And, so, Cyril goes on to say this,
“Now the Word [of God], who has never before been clothed in human nature, has ascended as a [human] to show himself in a strange and unfamiliar fashion. And he has done this on our account and in our name, so that being like us…he might transmit to all of us the glory of being children of God.”[1]
This is the promise given to the pilgrims of Zion in Psalm 24, yet now it’s realized even more fully! Anyone who endeavours to integrate their life around the truth of Christ’s life, death, and resurrection, will be given this blessing: God’s righteousness, which is Jesus Christ in us, the Word of God personified! As it was with those first witnesses to the resurrected Jesus, my witness and yours to the truth of Christ expressed in our hearts and actions will be answered by God with a gift: the gift of Jesus’ righteousness. Clothed in him any of us can enter God’s holy mountain, to worship God without fear, secure in the righteousness of Christ’s faith in us.
The Ascension of the Lord is not about Jesus disappearing into the ether and leaving us stranded ‘holding the bag’, so to speak, weighed down by the impossible task of imitating him ‘til Kingdom Come. Not only is that bleak, but it misses the point.
The Ascension of the Lord is about Jesus, the Word of God who has taken on the fullness of your human nature in every respect, bringing your humanity and mine into the very heart of God’s life for eternity.
Who can ascend the hill of the Lord?
Who can dwell in the eternity of God’s life?
Any one of us whose heart and actions are integrated around the mystery of God’s reckless love for us revealed in Christ’s life, death, resurrection, ascension, and coming again in glory in order that where he is, we may be also.

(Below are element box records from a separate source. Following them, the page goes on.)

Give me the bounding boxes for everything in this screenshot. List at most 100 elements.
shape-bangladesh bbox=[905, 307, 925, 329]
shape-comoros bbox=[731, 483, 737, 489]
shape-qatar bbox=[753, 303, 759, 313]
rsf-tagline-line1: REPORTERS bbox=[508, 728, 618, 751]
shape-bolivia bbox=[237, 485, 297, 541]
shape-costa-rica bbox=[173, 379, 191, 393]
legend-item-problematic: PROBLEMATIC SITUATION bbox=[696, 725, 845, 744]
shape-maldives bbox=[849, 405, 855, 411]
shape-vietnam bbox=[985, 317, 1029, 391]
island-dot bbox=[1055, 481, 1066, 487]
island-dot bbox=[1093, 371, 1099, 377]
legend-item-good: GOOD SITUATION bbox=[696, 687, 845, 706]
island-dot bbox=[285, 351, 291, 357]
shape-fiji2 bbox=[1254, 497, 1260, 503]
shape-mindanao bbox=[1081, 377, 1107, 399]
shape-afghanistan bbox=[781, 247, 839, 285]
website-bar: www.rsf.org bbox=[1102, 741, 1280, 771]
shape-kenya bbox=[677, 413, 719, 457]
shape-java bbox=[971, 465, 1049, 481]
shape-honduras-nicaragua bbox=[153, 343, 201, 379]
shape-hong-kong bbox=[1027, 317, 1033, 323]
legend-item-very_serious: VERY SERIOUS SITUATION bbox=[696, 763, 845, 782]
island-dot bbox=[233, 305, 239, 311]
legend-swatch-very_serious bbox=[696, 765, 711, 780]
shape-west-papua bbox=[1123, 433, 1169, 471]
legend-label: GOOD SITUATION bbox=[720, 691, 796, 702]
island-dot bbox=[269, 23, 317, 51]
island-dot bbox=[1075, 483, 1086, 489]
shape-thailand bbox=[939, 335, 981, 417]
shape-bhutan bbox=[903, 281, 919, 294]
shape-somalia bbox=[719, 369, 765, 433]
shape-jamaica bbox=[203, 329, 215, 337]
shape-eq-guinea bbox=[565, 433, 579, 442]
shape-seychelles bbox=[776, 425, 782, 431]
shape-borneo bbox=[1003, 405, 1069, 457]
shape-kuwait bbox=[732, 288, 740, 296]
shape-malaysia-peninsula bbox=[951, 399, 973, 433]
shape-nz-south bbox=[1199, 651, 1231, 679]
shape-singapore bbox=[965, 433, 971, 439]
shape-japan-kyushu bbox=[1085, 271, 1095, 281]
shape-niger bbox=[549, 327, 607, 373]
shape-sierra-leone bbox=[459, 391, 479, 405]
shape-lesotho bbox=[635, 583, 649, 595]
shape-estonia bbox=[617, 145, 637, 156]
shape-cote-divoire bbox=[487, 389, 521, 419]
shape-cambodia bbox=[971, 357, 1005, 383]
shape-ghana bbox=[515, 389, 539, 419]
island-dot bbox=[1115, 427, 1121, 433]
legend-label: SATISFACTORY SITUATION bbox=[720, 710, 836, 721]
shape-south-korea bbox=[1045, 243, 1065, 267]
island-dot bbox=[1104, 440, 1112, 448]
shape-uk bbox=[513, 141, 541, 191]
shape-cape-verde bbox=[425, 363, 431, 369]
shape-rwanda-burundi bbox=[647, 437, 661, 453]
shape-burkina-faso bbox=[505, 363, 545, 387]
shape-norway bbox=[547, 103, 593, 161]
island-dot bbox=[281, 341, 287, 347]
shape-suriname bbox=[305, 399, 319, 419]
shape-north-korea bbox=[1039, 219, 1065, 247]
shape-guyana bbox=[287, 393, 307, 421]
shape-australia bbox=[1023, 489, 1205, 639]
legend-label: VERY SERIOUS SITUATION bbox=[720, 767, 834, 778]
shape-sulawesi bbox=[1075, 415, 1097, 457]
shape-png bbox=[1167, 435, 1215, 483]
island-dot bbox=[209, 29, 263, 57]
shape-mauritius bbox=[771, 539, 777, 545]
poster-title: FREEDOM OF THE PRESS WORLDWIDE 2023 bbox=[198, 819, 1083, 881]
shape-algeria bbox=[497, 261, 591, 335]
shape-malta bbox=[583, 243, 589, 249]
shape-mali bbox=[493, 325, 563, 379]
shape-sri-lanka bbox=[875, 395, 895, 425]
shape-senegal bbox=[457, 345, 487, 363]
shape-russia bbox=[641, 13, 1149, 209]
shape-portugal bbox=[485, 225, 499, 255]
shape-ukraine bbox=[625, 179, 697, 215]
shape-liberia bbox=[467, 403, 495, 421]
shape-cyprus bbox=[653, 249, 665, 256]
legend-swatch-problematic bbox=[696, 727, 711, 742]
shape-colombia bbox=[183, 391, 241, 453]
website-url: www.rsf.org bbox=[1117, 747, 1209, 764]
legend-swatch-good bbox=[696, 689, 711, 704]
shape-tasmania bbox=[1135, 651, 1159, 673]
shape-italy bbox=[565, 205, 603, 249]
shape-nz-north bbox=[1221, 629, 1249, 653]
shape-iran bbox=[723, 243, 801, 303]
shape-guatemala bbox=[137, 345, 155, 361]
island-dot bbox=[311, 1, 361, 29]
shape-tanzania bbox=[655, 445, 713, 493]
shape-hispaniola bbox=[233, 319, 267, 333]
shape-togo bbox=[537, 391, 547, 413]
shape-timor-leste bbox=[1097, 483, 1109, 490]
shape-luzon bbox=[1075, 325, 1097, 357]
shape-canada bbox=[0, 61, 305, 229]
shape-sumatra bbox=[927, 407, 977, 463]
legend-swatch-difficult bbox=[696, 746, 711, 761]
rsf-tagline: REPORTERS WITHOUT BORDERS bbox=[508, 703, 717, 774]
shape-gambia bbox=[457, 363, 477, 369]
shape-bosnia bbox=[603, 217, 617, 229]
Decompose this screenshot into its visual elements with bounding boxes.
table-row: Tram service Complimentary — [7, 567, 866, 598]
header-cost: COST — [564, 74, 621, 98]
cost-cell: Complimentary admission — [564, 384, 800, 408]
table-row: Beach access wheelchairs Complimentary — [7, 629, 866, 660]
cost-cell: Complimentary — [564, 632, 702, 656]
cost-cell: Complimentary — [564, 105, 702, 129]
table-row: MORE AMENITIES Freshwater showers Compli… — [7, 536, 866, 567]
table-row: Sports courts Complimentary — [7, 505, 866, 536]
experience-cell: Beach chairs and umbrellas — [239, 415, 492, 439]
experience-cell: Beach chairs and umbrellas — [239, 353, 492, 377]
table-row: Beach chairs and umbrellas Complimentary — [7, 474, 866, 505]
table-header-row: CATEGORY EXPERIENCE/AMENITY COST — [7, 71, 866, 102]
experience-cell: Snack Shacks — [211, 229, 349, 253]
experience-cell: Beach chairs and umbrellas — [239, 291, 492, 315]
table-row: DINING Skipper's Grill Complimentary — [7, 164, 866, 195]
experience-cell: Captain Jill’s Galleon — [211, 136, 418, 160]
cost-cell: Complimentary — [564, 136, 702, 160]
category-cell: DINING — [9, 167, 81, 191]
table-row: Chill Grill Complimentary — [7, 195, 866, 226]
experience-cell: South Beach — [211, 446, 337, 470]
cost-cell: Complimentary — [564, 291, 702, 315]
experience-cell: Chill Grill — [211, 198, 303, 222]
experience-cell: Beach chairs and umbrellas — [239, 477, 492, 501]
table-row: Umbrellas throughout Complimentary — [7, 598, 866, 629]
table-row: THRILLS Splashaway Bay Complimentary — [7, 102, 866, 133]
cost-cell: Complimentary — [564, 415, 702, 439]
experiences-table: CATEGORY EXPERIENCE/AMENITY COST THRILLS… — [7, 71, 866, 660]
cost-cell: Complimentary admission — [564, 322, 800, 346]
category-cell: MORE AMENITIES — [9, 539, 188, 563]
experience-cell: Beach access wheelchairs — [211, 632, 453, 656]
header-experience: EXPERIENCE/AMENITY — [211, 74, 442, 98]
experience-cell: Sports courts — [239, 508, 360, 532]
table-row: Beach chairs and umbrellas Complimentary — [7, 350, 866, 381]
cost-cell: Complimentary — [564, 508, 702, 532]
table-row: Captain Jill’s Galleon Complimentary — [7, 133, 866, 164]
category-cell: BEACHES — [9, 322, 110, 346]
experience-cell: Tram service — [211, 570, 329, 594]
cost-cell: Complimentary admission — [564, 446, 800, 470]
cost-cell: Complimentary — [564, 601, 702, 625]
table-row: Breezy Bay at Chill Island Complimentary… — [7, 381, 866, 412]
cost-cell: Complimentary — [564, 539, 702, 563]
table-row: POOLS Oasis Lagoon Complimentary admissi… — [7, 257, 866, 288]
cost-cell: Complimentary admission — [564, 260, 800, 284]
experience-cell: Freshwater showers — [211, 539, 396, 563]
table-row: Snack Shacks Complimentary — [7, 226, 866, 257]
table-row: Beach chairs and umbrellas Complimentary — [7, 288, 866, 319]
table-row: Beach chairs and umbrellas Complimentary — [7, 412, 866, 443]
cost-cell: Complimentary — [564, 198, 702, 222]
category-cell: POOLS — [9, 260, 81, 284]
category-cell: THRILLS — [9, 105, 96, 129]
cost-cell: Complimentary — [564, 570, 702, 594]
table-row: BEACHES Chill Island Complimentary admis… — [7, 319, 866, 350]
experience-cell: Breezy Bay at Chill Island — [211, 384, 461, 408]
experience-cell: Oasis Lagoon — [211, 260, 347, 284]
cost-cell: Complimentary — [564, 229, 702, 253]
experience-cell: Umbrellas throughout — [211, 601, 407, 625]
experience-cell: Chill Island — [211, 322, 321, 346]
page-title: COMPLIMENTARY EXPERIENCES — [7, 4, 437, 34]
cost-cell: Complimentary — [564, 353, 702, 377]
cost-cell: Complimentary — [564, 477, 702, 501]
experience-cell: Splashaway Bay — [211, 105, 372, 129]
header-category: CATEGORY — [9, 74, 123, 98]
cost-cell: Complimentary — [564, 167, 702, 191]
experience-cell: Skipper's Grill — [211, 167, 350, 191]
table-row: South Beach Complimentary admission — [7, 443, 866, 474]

The promise underwritten by Christ’s ascension is that your life and mine is secured in the eternity of God’s life through faith in the risen and ascended Jesus who carries it into the very heart of God. And, by faith in this promise, you and I are free to live this life without fear, bold in our proclamation of this Easter Gospel, and confident that the gift of Christ’s righteousness makes up for anything we lack whenever we seek God’s presence through him.
Colin+
[1] St. Cyril of Alexandria, Commentary on John, 9: Patrologia Graeca 74, ed. J.P. Migne (Paris, 1857-58), 182-3 from Celebrating Sundays: Reflections from the Early Church on the Sunday Gospels, compiled and introduced by Stephen Holmes (Norwich: Canterbury Press, 2012), 157-58.